Figure 4. Na⁺_o effects on depolarization- and hyperpolarization-activated currents in HERG D540K.

A, representative currents from an experiment examining Na⁺_o effects on depolarization-activated D540K current. From a holding potential of −40 mV, cells were stepped to +20 mV for 2 s, followed by a 2 s step to −50 mV. Current was recorded in three consecutive solutions, as shown. B, representative currents from an experiment examining Na⁺_o effects on hyperpolarization-activated D540K current. From a holding potential of −40 mV, cells were stepped to −80 mV for 2 s, followed by a 2 s step to 0 mV. Current was recorded in three consecutive solutions, as shown. C, summarized data from several experiments as in A (n = 10) and B (n = 8).

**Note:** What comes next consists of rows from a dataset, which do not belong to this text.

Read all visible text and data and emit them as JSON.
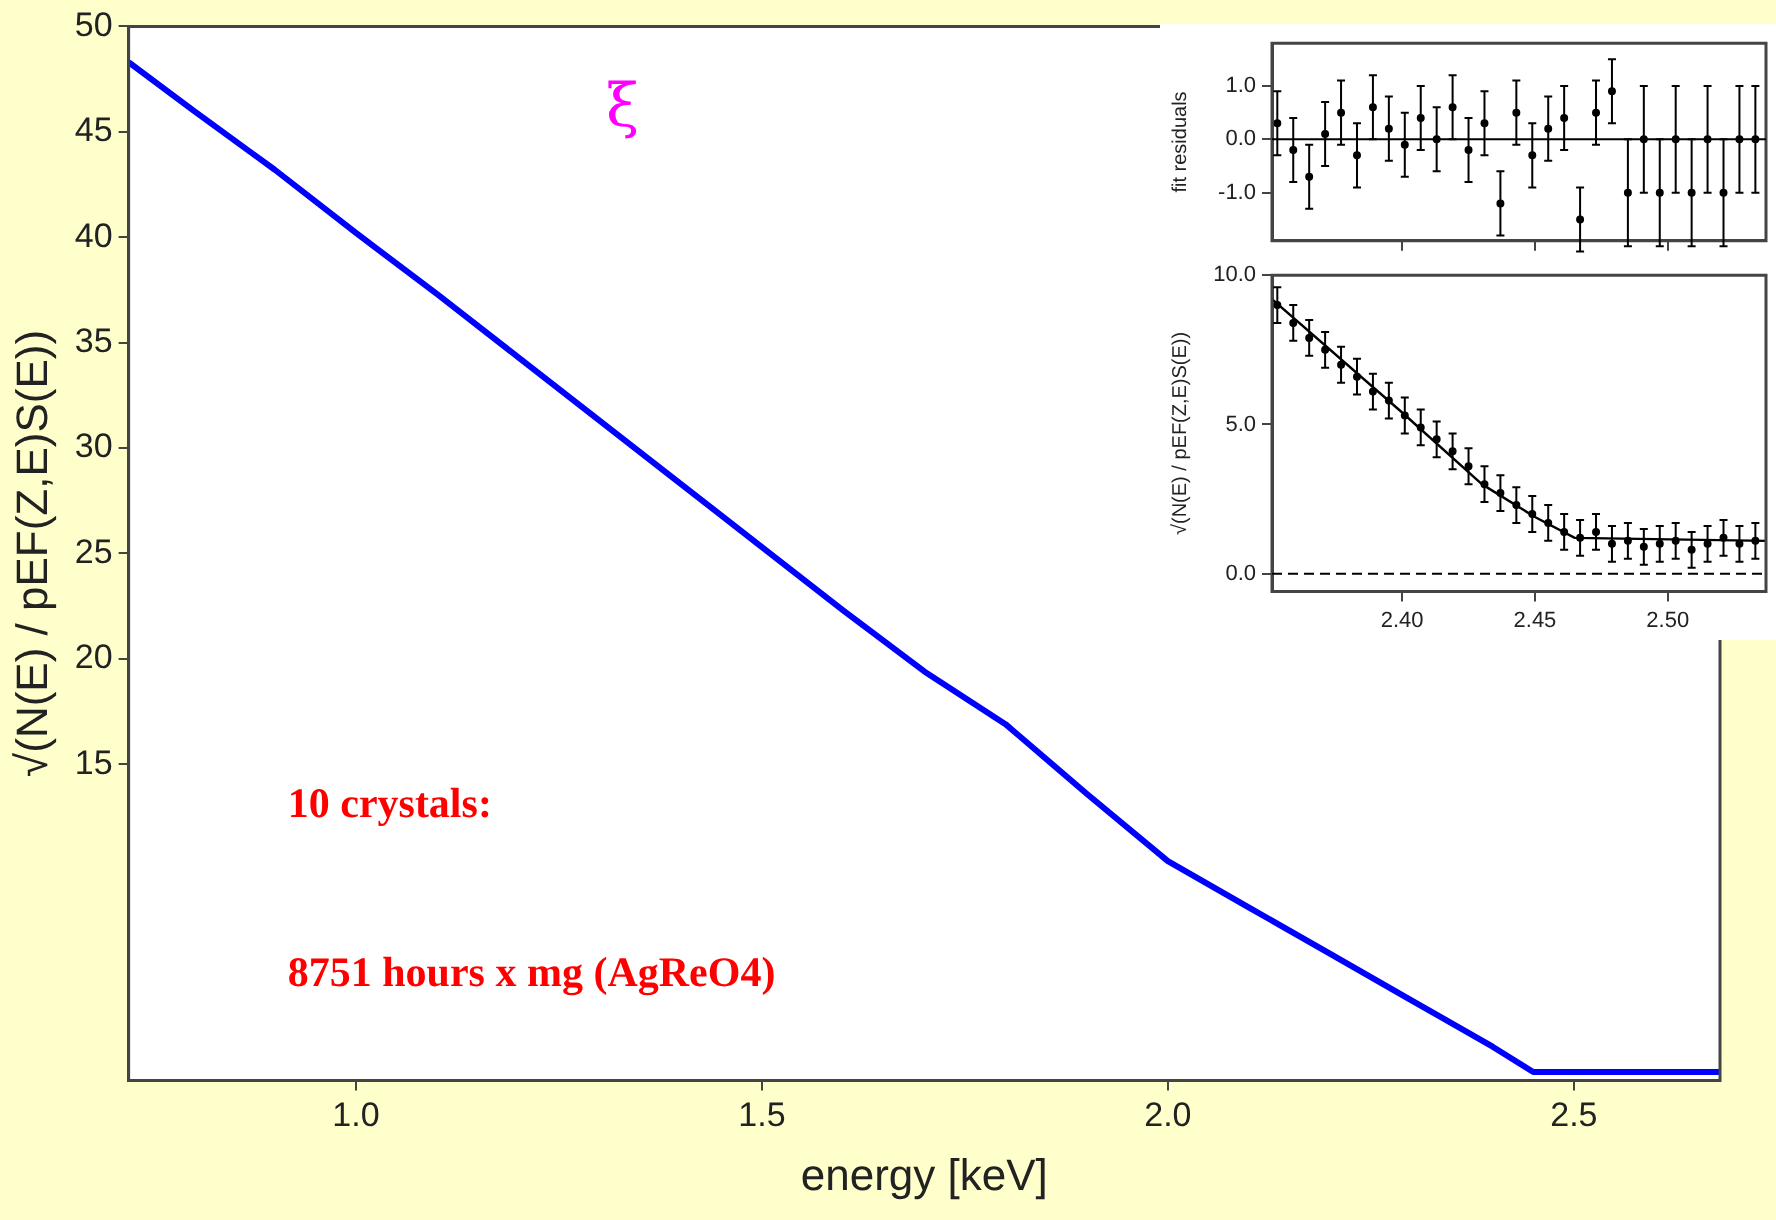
{
  "chart_data": [
    {
      "type": "line",
      "xlabel": "energy [keV]",
      "ylabel": "√(N(E) / pEF(Z,E)S(E))",
      "annotations": [
        "ξ",
        "10 crystals:",
        "8751 hours x mg (AgReO4)"
      ],
      "xlim": [
        0.72,
        2.68
      ],
      "ylim": [
        0,
        50
      ],
      "xticks": [
        {
          "value": 1,
          "label": "1.0"
        },
        {
          "value": 1.5,
          "label": "1.5"
        },
        {
          "value": 2,
          "label": "2.0"
        },
        {
          "value": 2.5,
          "label": "2.5"
        }
      ],
      "yticks": [
        15,
        20,
        25,
        30,
        35,
        40,
        45,
        50
      ],
      "x": [
        0.72,
        0.8,
        0.9,
        1.0,
        1.1,
        1.2,
        1.3,
        1.4,
        1.5,
        1.6,
        1.7,
        1.8,
        1.9,
        2.0,
        2.1,
        2.2,
        2.3,
        2.4,
        2.45,
        2.55,
        2.68
      ],
      "series": [
        {
          "color": "#0000ff",
          "values": [
            48.3,
            46.0,
            43.2,
            40.2,
            37.3,
            34.3,
            31.3,
            28.3,
            25.3,
            22.3,
            19.4,
            16.9,
            13.6,
            10.4,
            8.2,
            6.0,
            3.8,
            1.6,
            0.4,
            0.4,
            0.4
          ]
        }
      ]
    },
    {
      "type": "scatter",
      "ylabel": "fit residuals",
      "marker": "circle",
      "tick_labels": "y",
      "xlim": [
        2.351,
        2.537
      ],
      "ylim": [
        -1.9,
        1.8
      ],
      "xticks": [
        {
          "value": 2.4,
          "label": null
        },
        {
          "value": 2.45,
          "label": null
        },
        {
          "value": 2.5,
          "label": null
        }
      ],
      "yticks": [
        {
          "value": -1,
          "label": "-1.0"
        },
        {
          "value": 0,
          "label": "0.0"
        },
        {
          "value": 1,
          "label": "1.0"
        }
      ],
      "ref_lines": [
        {
          "axis": "y",
          "value": 0,
          "line_style": "solid"
        }
      ],
      "x": [
        2.353,
        2.359,
        2.365,
        2.371,
        2.377,
        2.383,
        2.389,
        2.395,
        2.401,
        2.407,
        2.413,
        2.419,
        2.425,
        2.431,
        2.437,
        2.443,
        2.449,
        2.455,
        2.461,
        2.467,
        2.473,
        2.479,
        2.485,
        2.491,
        2.497,
        2.503,
        2.509,
        2.515,
        2.521,
        2.527,
        2.533
      ],
      "series": [
        {
          "color": "#000000",
          "values": [
            0.3,
            -0.2,
            -0.7,
            0.1,
            0.5,
            -0.3,
            0.6,
            0.2,
            -0.1,
            0.4,
            0.0,
            0.6,
            -0.2,
            0.3,
            -1.2,
            0.5,
            -0.3,
            0.2,
            0.4,
            -1.5,
            0.5,
            0.9,
            -1.0,
            0.0,
            -1.0,
            0.0,
            -1.0,
            0.0,
            -1.0,
            0.0,
            0.0
          ],
          "errors": [
            0.6,
            0.6,
            0.6,
            0.6,
            0.6,
            0.6,
            0.6,
            0.6,
            0.6,
            0.6,
            0.6,
            0.6,
            0.6,
            0.6,
            0.6,
            0.6,
            0.6,
            0.6,
            0.6,
            0.6,
            0.6,
            0.6,
            1.0,
            1.0,
            1.0,
            1.0,
            1.0,
            1.0,
            1.0,
            1.0,
            1.0
          ]
        }
      ]
    },
    {
      "type": "scatter",
      "ylabel": "√(N(E) / pEF(Z,E)S(E))",
      "xlim": [
        2.351,
        2.537
      ],
      "ylim": [
        -0.6,
        10
      ],
      "xticks": [
        {
          "value": 2.4,
          "label": "2.40"
        },
        {
          "value": 2.45,
          "label": "2.45"
        },
        {
          "value": 2.5,
          "label": "2.50"
        }
      ],
      "yticks": [
        {
          "value": 0,
          "label": "0.0"
        },
        {
          "value": 5,
          "label": "5.0"
        },
        {
          "value": 10,
          "label": "10.0"
        }
      ],
      "ref_lines": [
        {
          "axis": "y",
          "value": 0,
          "line_style": "dashed"
        }
      ],
      "x": [
        2.353,
        2.359,
        2.365,
        2.371,
        2.377,
        2.383,
        2.389,
        2.395,
        2.401,
        2.407,
        2.413,
        2.419,
        2.425,
        2.431,
        2.437,
        2.443,
        2.449,
        2.455,
        2.461,
        2.467,
        2.473,
        2.479,
        2.485,
        2.491,
        2.497,
        2.503,
        2.509,
        2.515,
        2.521,
        2.527,
        2.533
      ],
      "series": [
        {
          "color": "#000000",
          "marker": "circle",
          "values": [
            9.0,
            8.4,
            7.9,
            7.5,
            7.0,
            6.6,
            6.1,
            5.8,
            5.3,
            4.9,
            4.5,
            4.1,
            3.6,
            3.0,
            2.7,
            2.3,
            2.0,
            1.7,
            1.4,
            1.2,
            1.4,
            1.0,
            1.1,
            0.9,
            1.0,
            1.1,
            0.8,
            1.0,
            1.2,
            1.0,
            1.1
          ],
          "errors": [
            0.6,
            0.6,
            0.6,
            0.6,
            0.6,
            0.6,
            0.6,
            0.6,
            0.6,
            0.6,
            0.6,
            0.6,
            0.6,
            0.6,
            0.6,
            0.6,
            0.6,
            0.6,
            0.6,
            0.6,
            0.6,
            0.6,
            0.6,
            0.6,
            0.6,
            0.6,
            0.6,
            0.6,
            0.6,
            0.6,
            0.6
          ]
        },
        {
          "type": "line",
          "color": "#000000",
          "x": [
            2.351,
            2.4,
            2.43,
            2.45,
            2.465,
            2.537
          ],
          "values": [
            9.2,
            5.4,
            3.0,
            1.9,
            1.2,
            1.1
          ]
        }
      ]
    }
  ]
}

Current at the end of the first 2 s voltage step (arrows, A and B) was normalized to the initial value (‘step 1’) in 0 [Na⁺]_o, 0 [K⁺]_o. While significant inhibition of depolarization-activated currents (+20 mV) by 100 mm[Na⁺]_o was observed (I_100mM/I_0mM = 0.52 ± 0.03) and much of the inhibitory effect could be washed out (I_washout/I_0mM= 0.77 ± 0.05, P < 0.01 versus I_100mM/I_0mM), no significant inhibition of hyperpolarization-activated current was observed (−80 mV, I_100mM= 1.03 ± 0.06). C also includes summarized data from time control experiments (n = 4) in which solution containing 0 [Na⁺]_o was washed in twice (step 2, step 3). These time control data were used to calculate the ‘doubly normalized’ data in D, which suggest that 100 mm[Na⁺]_o actually increases hyperpolarization-activated currents measured at −80 mV (I_100mM/I_timecontrol = 1.53 ± 0.08, P < 0.01 versus 1).